China is very worried about its quickly expanding electricity infrastructure, so worried that it plans to increase its grid security spending from $1.8 billion in 2011 to a whopping $50 billion by 2020, according to a new report from the business analysts at GlobalData. That's a very impressive compound annual growth rate of almost 45%.
The country's rapidly expanding urbanization and its ambitious smart grid construction initiatives mean the cost of securing all access points will be massive, GlobalData says, adding that it considers the Chinese security market to be an 'anomaly' when compared to other regions. Security spending in the U.S. and Europe combined is expected to be a relatively moderate $16 billion over the same period of time.
GlobalData notes that China has a "strained relationship with a number of nations" as far as cyber security is concerned, specifically the U.S. which has accused Chinese hackers of trying to attack their power systems.
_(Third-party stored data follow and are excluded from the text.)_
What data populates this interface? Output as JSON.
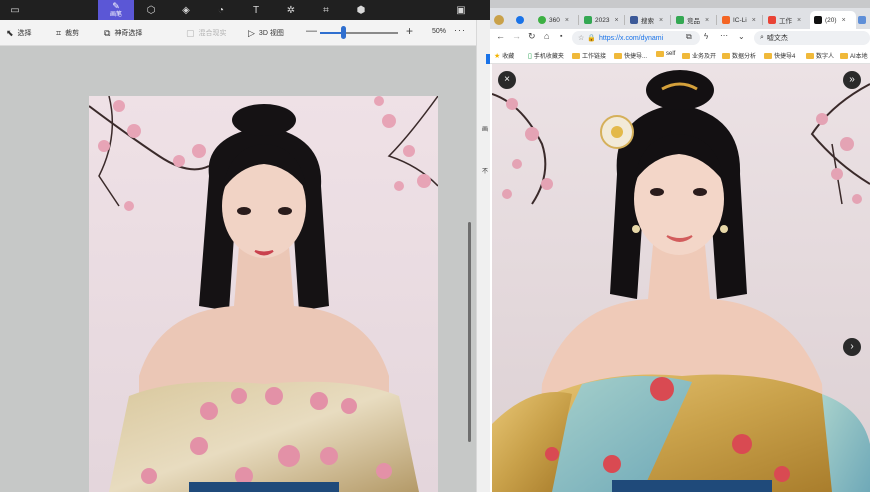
{
  "paint": {
    "active_tool_label": "画笔",
    "top_icons": [
      "file-icon",
      "brush-icon",
      "shapes-icon",
      "cube-icon",
      "sticker-icon",
      "text-icon",
      "effects-icon",
      "crop-icon",
      "3d-library-icon",
      "paste-icon"
    ],
    "toolbar": {
      "select_label": "选择",
      "crop_label": "裁剪",
      "magic_select_label": "神奇选择",
      "mix_label": "混合现实",
      "view3d_label": "3D 视图",
      "zoom_text": "50%",
      "more_label": "···",
      "minus_label": "—",
      "plus_label": "+"
    },
    "zoom_value": 50
  },
  "browser": {
    "tabs": [
      {
        "label": "",
        "color": "#c9a14a"
      },
      {
        "label": "",
        "color": "#1a73e8"
      },
      {
        "label": "360",
        "color": "#3cb043"
      },
      {
        "label": "2023",
        "color": "#34a853"
      },
      {
        "label": "搜索",
        "color": "#3b5998"
      },
      {
        "label": "竞品",
        "color": "#34a853"
      },
      {
        "label": "IC-Li",
        "color": "#f46524"
      },
      {
        "label": "工作",
        "color": "#e94335"
      },
      {
        "label": "(20)",
        "color": "#111111"
      }
    ],
    "close_glyph": "×",
    "new_tab_glyph": "+",
    "url": "https://x.com/dynami",
    "search_text": "嘘文杰",
    "bookmarks": [
      "收藏",
      "手机收藏夹",
      "工作链接",
      "快捷导...",
      "self",
      "业务及开",
      "数据分析",
      "快捷导4",
      "数字人",
      "AI本地"
    ]
  },
  "viewer": {
    "close_glyph": "×",
    "expand_glyph": "»",
    "next_glyph": "›"
  }
}
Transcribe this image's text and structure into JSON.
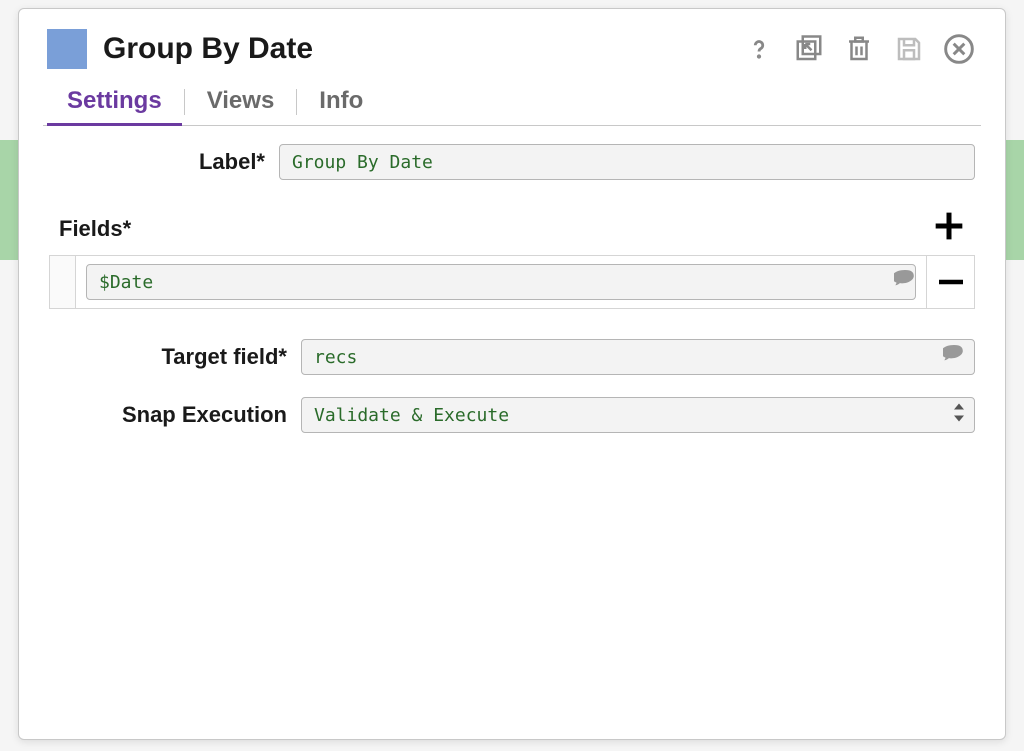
{
  "header": {
    "title": "Group By Date"
  },
  "tabs": {
    "settings": "Settings",
    "views": "Views",
    "info": "Info"
  },
  "form": {
    "label_label": "Label*",
    "label_value": "Group By Date",
    "fields_label": "Fields*",
    "field_rows": [
      {
        "value": "$Date"
      }
    ],
    "target_label": "Target field*",
    "target_value": "recs",
    "exec_label": "Snap Execution",
    "exec_value": "Validate & Execute"
  }
}
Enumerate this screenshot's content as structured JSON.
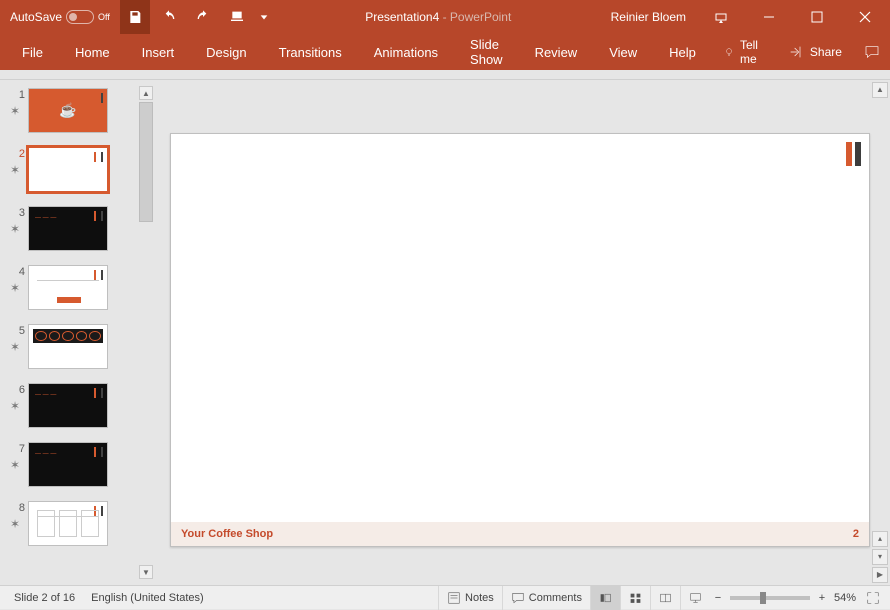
{
  "titlebar": {
    "autosave_label": "AutoSave",
    "autosave_state": "Off",
    "document_title": "Presentation4",
    "app_suffix": " - PowerPoint",
    "user": "Reinier Bloem"
  },
  "ribbon": {
    "tabs": [
      "File",
      "Home",
      "Insert",
      "Design",
      "Transitions",
      "Animations",
      "Slide Show",
      "Review",
      "View",
      "Help"
    ],
    "tellme": "Tell me",
    "share": "Share"
  },
  "thumbs": {
    "items": [
      {
        "num": "1",
        "bg": "#d65a2f",
        "text": "#fff"
      },
      {
        "num": "2",
        "bg": "#ffffff",
        "text": "#333",
        "selected": true
      },
      {
        "num": "3",
        "bg": "#0e0e0e",
        "text": "#d65a2f"
      },
      {
        "num": "4",
        "bg": "#ffffff",
        "text": "#333"
      },
      {
        "num": "5",
        "bg": "#ffffff",
        "text": "#333",
        "darktop": true
      },
      {
        "num": "6",
        "bg": "#0e0e0e",
        "text": "#d65a2f"
      },
      {
        "num": "7",
        "bg": "#0e0e0e",
        "text": "#d65a2f"
      },
      {
        "num": "8",
        "bg": "#ffffff",
        "text": "#333"
      }
    ]
  },
  "slide": {
    "footer_text": "Your Coffee Shop",
    "page_num": "2"
  },
  "statusbar": {
    "slide_label": "Slide 2 of 16",
    "language": "English (United States)",
    "notes": "Notes",
    "comments": "Comments",
    "zoom": "54%"
  }
}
As a GlobalData press release put it: "Such accusations may have fostered an environment of mistrust in which the Chinese authorities expect retaliatory cyber attacks on their own power infrastructure."
The report also pointed to the Stuxnet computer worm, discovered in 2010, as an example of how vulnerable electric grids are to cyber attack. The worm concentrated on five Iran-based organizations and was widely believed to have been an attempt to impede Iran's nuclear power program.